Deep in our guts we know the answer to that question, and that’s why the deaths of Jesus and Stephen inspire awe and hope in us, while the death of John the Baptiser leaves us feeling so much less so.
It is also why we know, deep in our guts even if we don’t know how to put it into words, that suicide bombers and poofter bashers and the whole gamut of hostile, hate-fuelled extremists who seek to impose their creed and their moral code on the world by violent means are not martyrs at all. Why?
Because even if they die for their cause, they are not bearing witness to the truth of the God who is all suffering love. Instead they have become part of the same angry mob that again and again tries to block its ears, to re-conceal the truth, and to re-sanctify extreme violence as an expression of the holy will of God. Its a horrible blasphemous lie, and ever since Jesus unmasked it, it can only be maintained by jamming our hands even harder over our ears and screaming even louder and cranking up the barbarity of the violence to ever greater extremes in an obscene attempt to make it appear god-like in scale.

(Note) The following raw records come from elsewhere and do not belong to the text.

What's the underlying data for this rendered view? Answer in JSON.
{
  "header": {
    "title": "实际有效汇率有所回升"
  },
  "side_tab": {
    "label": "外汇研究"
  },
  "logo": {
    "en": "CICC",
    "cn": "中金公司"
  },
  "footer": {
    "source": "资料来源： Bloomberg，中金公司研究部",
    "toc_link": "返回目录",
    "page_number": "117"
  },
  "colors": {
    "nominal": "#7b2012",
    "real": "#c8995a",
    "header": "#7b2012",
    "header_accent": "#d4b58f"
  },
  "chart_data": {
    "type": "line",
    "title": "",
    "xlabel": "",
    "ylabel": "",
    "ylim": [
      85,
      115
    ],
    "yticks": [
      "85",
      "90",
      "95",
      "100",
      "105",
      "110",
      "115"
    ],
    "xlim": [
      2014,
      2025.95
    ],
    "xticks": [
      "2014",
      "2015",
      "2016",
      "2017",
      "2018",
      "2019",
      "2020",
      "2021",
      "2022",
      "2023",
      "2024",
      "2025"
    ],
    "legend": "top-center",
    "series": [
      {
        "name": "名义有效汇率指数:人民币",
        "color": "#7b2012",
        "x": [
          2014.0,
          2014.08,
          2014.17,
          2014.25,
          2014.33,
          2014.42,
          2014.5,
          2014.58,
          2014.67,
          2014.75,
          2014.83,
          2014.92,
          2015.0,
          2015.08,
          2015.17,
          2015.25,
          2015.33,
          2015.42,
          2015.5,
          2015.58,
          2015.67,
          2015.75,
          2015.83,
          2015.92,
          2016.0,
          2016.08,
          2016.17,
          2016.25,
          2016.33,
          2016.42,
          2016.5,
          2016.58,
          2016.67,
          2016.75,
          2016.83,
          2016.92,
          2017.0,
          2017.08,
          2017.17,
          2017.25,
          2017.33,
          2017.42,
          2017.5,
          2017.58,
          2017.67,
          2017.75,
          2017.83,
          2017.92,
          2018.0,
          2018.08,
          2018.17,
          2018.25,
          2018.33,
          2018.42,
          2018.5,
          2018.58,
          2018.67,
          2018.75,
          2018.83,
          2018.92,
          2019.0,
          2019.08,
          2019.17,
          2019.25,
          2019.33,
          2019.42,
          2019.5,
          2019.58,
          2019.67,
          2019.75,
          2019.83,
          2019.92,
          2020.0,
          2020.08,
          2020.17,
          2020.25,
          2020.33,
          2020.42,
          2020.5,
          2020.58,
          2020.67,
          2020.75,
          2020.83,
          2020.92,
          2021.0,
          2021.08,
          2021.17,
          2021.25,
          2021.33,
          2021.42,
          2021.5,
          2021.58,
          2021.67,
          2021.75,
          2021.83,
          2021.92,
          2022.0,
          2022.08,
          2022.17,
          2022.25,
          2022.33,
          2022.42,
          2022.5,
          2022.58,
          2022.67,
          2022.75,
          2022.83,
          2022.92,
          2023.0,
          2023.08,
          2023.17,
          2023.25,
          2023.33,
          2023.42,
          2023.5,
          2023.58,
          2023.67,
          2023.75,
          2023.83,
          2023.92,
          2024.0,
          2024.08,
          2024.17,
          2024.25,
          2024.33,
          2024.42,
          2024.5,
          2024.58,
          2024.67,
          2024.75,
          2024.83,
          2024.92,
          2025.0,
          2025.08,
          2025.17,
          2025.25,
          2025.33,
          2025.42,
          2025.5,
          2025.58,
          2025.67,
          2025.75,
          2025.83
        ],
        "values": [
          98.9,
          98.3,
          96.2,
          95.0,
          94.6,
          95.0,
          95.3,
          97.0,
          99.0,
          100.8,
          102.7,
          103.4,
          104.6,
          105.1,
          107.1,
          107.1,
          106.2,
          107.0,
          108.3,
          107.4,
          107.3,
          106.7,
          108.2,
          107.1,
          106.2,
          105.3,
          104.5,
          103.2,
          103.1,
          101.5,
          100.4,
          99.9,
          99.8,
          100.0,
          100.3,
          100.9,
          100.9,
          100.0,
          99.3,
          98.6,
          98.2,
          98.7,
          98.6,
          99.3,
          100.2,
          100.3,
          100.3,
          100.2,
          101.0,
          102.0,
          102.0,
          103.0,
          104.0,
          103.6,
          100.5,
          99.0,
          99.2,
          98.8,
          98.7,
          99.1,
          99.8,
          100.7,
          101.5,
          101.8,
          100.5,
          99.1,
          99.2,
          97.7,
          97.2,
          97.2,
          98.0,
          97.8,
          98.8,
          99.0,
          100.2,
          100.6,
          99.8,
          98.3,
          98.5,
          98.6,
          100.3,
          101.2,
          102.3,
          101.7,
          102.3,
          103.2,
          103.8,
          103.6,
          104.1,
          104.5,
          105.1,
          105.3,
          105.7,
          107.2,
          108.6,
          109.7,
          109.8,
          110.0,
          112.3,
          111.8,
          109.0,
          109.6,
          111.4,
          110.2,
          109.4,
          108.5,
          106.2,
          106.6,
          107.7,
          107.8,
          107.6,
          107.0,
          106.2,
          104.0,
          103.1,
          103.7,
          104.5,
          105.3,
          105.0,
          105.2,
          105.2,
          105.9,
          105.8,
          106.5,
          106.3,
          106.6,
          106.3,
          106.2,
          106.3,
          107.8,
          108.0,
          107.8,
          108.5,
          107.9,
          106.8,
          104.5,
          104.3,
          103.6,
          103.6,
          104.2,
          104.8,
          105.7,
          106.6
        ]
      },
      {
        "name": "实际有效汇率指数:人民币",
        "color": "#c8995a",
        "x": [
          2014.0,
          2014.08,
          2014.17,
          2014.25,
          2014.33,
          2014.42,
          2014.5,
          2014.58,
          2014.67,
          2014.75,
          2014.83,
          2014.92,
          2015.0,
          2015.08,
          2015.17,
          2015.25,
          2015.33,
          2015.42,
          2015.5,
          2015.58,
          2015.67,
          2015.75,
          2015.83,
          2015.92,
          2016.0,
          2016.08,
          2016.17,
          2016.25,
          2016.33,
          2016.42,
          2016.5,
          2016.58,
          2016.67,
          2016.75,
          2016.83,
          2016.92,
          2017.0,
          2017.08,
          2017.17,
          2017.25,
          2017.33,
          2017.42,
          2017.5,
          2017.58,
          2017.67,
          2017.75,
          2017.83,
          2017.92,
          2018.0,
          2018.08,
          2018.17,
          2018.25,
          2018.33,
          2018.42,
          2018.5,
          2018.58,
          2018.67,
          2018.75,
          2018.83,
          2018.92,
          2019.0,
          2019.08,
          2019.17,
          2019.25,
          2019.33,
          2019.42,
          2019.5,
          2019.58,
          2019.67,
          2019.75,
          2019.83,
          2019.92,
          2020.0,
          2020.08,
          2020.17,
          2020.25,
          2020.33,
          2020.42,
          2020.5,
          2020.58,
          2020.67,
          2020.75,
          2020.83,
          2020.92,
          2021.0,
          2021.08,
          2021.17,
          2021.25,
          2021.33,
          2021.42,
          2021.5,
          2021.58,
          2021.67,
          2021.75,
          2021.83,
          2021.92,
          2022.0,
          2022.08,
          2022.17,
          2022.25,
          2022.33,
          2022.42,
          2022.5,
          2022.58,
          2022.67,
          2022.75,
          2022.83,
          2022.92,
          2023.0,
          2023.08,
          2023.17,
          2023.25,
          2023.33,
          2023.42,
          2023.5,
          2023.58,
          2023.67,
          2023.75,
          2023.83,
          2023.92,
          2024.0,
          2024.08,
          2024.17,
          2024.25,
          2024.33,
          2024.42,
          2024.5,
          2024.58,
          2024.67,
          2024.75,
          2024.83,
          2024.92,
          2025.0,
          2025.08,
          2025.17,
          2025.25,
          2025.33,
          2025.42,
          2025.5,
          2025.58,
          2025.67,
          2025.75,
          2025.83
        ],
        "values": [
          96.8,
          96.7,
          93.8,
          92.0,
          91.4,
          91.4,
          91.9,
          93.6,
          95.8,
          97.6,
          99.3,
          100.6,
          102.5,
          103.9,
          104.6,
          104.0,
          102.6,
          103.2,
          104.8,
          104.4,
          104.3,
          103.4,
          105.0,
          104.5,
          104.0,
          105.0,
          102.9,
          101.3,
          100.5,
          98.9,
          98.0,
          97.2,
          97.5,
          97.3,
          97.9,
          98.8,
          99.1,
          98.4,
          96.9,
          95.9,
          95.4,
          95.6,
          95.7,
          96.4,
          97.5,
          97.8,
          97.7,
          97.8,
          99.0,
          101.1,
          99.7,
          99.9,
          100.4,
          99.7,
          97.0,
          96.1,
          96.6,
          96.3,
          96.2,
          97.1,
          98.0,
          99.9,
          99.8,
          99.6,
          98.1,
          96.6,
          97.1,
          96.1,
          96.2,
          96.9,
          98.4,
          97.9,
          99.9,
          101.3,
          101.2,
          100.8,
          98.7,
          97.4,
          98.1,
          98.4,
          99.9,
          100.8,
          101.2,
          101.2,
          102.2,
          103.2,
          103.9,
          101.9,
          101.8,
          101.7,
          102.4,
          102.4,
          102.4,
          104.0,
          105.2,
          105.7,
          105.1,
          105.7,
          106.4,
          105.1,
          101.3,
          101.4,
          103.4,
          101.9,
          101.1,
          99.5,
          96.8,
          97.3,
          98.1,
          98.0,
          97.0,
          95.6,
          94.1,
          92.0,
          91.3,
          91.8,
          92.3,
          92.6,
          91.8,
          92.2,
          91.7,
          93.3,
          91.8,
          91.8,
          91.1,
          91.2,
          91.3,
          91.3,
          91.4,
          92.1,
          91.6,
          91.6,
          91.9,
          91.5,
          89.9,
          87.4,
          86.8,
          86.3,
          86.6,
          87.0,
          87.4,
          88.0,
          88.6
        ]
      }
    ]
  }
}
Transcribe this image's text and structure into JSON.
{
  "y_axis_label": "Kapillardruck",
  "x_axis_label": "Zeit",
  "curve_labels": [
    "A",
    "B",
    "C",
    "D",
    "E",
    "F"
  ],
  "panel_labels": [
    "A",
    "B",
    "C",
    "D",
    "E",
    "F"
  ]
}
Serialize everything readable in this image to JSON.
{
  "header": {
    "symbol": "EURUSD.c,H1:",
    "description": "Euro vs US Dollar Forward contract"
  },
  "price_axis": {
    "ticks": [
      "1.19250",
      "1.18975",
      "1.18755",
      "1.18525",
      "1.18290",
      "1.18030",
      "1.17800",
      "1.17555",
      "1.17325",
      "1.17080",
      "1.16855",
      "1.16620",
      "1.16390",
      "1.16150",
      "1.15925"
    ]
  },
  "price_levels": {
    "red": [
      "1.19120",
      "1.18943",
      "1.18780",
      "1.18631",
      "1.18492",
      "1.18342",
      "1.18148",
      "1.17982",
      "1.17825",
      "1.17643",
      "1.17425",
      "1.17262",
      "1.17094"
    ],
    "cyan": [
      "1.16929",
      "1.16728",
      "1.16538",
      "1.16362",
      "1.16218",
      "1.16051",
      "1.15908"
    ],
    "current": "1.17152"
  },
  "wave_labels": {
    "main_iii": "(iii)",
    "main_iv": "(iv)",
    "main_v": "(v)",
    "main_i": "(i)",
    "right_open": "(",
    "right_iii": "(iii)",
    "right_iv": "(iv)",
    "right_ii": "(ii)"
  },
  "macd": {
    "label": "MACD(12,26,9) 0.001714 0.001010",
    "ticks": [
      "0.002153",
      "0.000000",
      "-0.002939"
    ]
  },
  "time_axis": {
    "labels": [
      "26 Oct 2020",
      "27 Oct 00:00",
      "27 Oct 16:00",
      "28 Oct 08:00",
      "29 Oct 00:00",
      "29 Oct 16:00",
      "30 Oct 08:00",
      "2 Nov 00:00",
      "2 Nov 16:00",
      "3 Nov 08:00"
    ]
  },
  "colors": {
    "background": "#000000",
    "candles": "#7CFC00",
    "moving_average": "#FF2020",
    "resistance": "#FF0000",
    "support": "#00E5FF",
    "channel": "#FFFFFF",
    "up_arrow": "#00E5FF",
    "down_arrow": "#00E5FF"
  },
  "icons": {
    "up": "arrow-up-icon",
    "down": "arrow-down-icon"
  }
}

But of course, it is very easy for mild-mannered, polite society, us to point the finger in judgement at these violent others who we could never imagine ourselves among. But as is often said, all that is needed for evil to go on flourishing is for good people to do nothing. It is in Luke’s description of the death of Stephen that we first meet Saul, who was later to become the Apostle Paul. And although Saul is not described as casting a stone himself, we are told that he watches on and that he approved of the killing.
The only way to avoid being swept up in the power of the mob is unblock our ears and actively position ourselves alongside the victims. For it is there that we will find Jesus, and it is there with Jesus that we will find the truth of God and the power of unquenchable mercy, the only power that can heal our hostile divided world and set us free to live in love and peace.
One Comment
This sheds new light for me. I have always cringed at the term martyrdom, especially with its contemporary usage. But this opens up a whole new awareness. Thank you.